Collega Daniëls, op uw vragen rond de termijnen heb ik geantwoord. Eigenlijk wil ik globaal – zoals gezegd – dat de aanbevelingen van de onderzoekscommissie kinderopvang een beetje getransponeerd worden en dat er gekeken wordt waar het scherper kan, waar we het beter kunnen doen en die opdracht is besproken. Maar niet alleen bij de ouderen, maar ook aan het Vlaams Agentschap voor Personen met een Handicap (VAPH) heb ik gevraagd om toch eens actief te gaan zoeken hoe we onze procedures nog een stuk kunnen verbeteren.
Mevrouw Saeys heeft het woord.
Minister, ik denk dat we het allemaal over één ding toch wel zeker en vast eens zijn, namelijk dat mensonterende toestanden, of dat nu bij kinderen of ouderen is, gewoon heel streng moeten worden aangepakt. Dat geldt voor elk woonzorgcentrum waar dergelijke handelingen worden vastgesteld.
Ik kijk er vooral enorm naar uit, als we zouden samenzitten met mevrouw Moykens, om te kijken wat we geleerd hebben in de onderzoekscommissie kinderopvang, en wat we daarvan kunnen meenemen naar de ouderenzorg. Want ik denk dat we het warm water niet moeten uitvinden. We zien heel veel problemen terugkomen die identiek zijn aan die uit de kinderopvang, met name rond die procedures, het inspectieplan, wat er met die remediëringsplannen gebeurt, en wat onze instrumenten zijn.
Ik denk dus dat het heel belangrijk is dat we daar transparantie in krijgen, en dat we daar een discussie over kunnen voeren hoe dat systeem geoptimaliseerd kan worden.
Mevrouw Vandecasteele heeft het woord.
Ik vind dat de gelijkenissen met de kinderopvang eigenlijk pijnlijk zijn. U zei daarjuist dat het belang voor de levenskwaliteit voor de ouderen in het Zorgdecreet staat. Wanneer het gaat over ouderen die de laatste jaren van hun leven in een woonzorgcentrum verblijven, dan zou de focus echt wel moeten liggen op de levenskwaliteit.
Het blijkt dat we hier opnieuw bezig zijn met de vraag of de veiligheid wel wordt gegarandeerd. Dat vind ik toch wel bijzonder pijnlijk. We zijn nog maar tot daar gekomen, laat het ons zo zeggen, we zijn bezig over de vraag of de veiligheid van de bewoners wel wordt gegarandeerd, en dat zou niet mogen.
U zegt terecht dat Orpea nu wel disproportioneel onder het verhoogde toezicht van Zorginspectie staat, en dat we ons daar zorgen over moeten maken. Maar ik wil dat toch ook wel verder doortrekken. Wat het ten eerste extra pijnlijk maakt, is wel dat er enorme winsten zijn gemaakt. Daar mogen we onze ogen ook niet voor sluiten. Er zijn heel wat winsten gemaakt, zeker bij Orpea. De rusthuizen van Orpea zijn de duurste van heel Vlaanderen. In Park Lane betaalden mensen 4000 à 5000 euro per maand, en dan nog wordt de kwaliteit niet gegarandeerd.

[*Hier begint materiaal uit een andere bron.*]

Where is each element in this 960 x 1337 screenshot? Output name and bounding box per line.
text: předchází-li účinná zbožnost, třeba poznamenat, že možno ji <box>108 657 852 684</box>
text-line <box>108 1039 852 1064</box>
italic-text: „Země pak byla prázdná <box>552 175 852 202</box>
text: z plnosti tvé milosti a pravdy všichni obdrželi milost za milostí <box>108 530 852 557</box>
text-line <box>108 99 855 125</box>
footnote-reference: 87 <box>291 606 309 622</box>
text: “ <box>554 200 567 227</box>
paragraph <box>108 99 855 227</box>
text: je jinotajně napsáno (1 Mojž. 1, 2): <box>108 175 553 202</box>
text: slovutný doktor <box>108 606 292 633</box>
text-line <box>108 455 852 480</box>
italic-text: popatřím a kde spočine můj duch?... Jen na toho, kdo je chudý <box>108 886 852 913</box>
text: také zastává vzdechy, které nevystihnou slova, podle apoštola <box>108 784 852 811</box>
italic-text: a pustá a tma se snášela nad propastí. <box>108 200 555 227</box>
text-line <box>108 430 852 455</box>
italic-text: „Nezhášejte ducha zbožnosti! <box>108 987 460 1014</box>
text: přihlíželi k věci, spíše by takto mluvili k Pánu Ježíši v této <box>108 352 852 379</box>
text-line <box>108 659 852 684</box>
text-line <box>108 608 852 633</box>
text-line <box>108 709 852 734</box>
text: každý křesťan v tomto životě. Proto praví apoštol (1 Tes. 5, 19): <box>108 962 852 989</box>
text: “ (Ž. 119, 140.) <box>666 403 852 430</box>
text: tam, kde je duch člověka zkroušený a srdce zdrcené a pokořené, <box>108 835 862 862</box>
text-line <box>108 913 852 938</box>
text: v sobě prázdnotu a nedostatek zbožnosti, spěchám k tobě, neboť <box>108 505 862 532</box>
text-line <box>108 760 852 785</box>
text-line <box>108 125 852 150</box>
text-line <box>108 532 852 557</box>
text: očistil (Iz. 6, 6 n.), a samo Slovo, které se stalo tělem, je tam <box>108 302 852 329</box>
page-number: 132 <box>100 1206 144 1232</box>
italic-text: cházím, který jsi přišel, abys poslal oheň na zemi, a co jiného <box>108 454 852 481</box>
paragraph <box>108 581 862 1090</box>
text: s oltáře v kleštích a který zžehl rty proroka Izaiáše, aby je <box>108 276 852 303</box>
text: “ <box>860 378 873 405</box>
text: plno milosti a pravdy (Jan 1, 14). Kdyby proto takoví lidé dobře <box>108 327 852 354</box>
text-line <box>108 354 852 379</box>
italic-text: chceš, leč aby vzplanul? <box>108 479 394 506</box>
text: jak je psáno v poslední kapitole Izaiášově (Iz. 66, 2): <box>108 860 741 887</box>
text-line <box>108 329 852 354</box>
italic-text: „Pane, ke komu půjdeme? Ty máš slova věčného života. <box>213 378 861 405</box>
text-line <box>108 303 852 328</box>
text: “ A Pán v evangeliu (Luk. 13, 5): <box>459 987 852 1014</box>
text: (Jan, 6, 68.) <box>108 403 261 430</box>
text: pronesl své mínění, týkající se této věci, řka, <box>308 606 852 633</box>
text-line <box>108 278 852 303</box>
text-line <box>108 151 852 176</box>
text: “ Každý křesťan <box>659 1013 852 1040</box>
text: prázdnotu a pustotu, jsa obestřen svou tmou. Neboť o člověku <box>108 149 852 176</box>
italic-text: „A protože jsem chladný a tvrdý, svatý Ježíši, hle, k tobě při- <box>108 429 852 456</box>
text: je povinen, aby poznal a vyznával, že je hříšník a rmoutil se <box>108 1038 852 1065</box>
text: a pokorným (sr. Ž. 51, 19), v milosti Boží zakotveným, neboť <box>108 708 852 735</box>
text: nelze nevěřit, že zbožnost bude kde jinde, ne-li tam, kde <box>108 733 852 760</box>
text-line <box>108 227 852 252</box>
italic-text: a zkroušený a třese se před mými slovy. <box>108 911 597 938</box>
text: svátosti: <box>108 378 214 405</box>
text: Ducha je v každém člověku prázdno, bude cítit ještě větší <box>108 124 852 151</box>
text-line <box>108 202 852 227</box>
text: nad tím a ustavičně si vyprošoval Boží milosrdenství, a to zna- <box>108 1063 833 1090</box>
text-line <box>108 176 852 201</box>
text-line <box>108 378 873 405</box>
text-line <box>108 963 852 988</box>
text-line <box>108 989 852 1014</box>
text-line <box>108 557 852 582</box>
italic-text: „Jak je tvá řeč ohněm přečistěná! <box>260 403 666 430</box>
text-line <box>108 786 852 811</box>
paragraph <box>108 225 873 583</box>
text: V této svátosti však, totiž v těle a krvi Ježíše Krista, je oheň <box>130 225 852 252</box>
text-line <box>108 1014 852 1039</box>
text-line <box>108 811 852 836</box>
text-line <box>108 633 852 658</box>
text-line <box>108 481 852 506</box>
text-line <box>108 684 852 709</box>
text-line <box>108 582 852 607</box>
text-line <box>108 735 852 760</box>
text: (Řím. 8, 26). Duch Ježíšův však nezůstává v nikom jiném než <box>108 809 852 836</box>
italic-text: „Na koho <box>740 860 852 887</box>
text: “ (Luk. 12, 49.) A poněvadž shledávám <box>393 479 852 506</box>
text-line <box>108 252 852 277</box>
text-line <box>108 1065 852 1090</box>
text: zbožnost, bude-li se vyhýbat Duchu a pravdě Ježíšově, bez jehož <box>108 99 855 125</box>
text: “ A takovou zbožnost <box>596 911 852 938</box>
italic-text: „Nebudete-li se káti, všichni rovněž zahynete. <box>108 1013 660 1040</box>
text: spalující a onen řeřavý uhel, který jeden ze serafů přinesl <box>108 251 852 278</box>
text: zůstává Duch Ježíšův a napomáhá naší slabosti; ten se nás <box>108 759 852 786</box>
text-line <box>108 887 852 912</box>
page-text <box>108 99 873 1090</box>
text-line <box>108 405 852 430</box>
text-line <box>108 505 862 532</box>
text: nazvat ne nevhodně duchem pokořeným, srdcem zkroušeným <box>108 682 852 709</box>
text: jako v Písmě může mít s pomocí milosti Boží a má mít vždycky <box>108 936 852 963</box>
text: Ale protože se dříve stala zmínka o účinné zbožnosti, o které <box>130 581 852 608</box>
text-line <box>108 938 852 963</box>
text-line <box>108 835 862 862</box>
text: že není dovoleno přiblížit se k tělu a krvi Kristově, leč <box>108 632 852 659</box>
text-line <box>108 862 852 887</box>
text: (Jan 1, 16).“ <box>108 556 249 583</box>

We kunnen dat doortrekken, we zien dat het in het algemeen ook zo is. Als we kijken naar de lijst van verhoogd toezicht, staan de commerciële woonzorgcentra in het algemeen proportioneel vaker op die lijst van verhoogd toezicht dan de andere woonzorgcentra. We zien ook dat de personeelsinzet structureel lager is in de commerciële woonzorgcentra: er wordt 22 procent minder personeel ingezet in de commerciële woonzorgcentra. Bovendien zien we dat bij de commerciële woonzorgcentra structureel 200 à 250 euro per maand meer wordt gevraagd. Dat zijn toch wel tekenen aan de wand dat op veel plaatsen de winst op de eerste plaats dreigt te komen, en niet de zorg. Daar moeten we oog voor hebben.
Voor mij kan ouderenzorg geen winstmodel zijn, laat mij daar heel duidelijk in zijn. Ik denk dat er steeds meer alarmsignalen zijn om die commercie in de zorg echt wel aan banden te leggen, en dan vind ik het inderdaad heel belangrijk dat er financiële transparantie komt. Er wordt door deze Vlaamse Regering al heel lang gesproken over die financiële transparantie, maar die is er nog steeds niet. Ik denk dat we daar echt wel dringend en heel snel werk van moeten maken.
De vragen om uitleg zijn afgehandeld.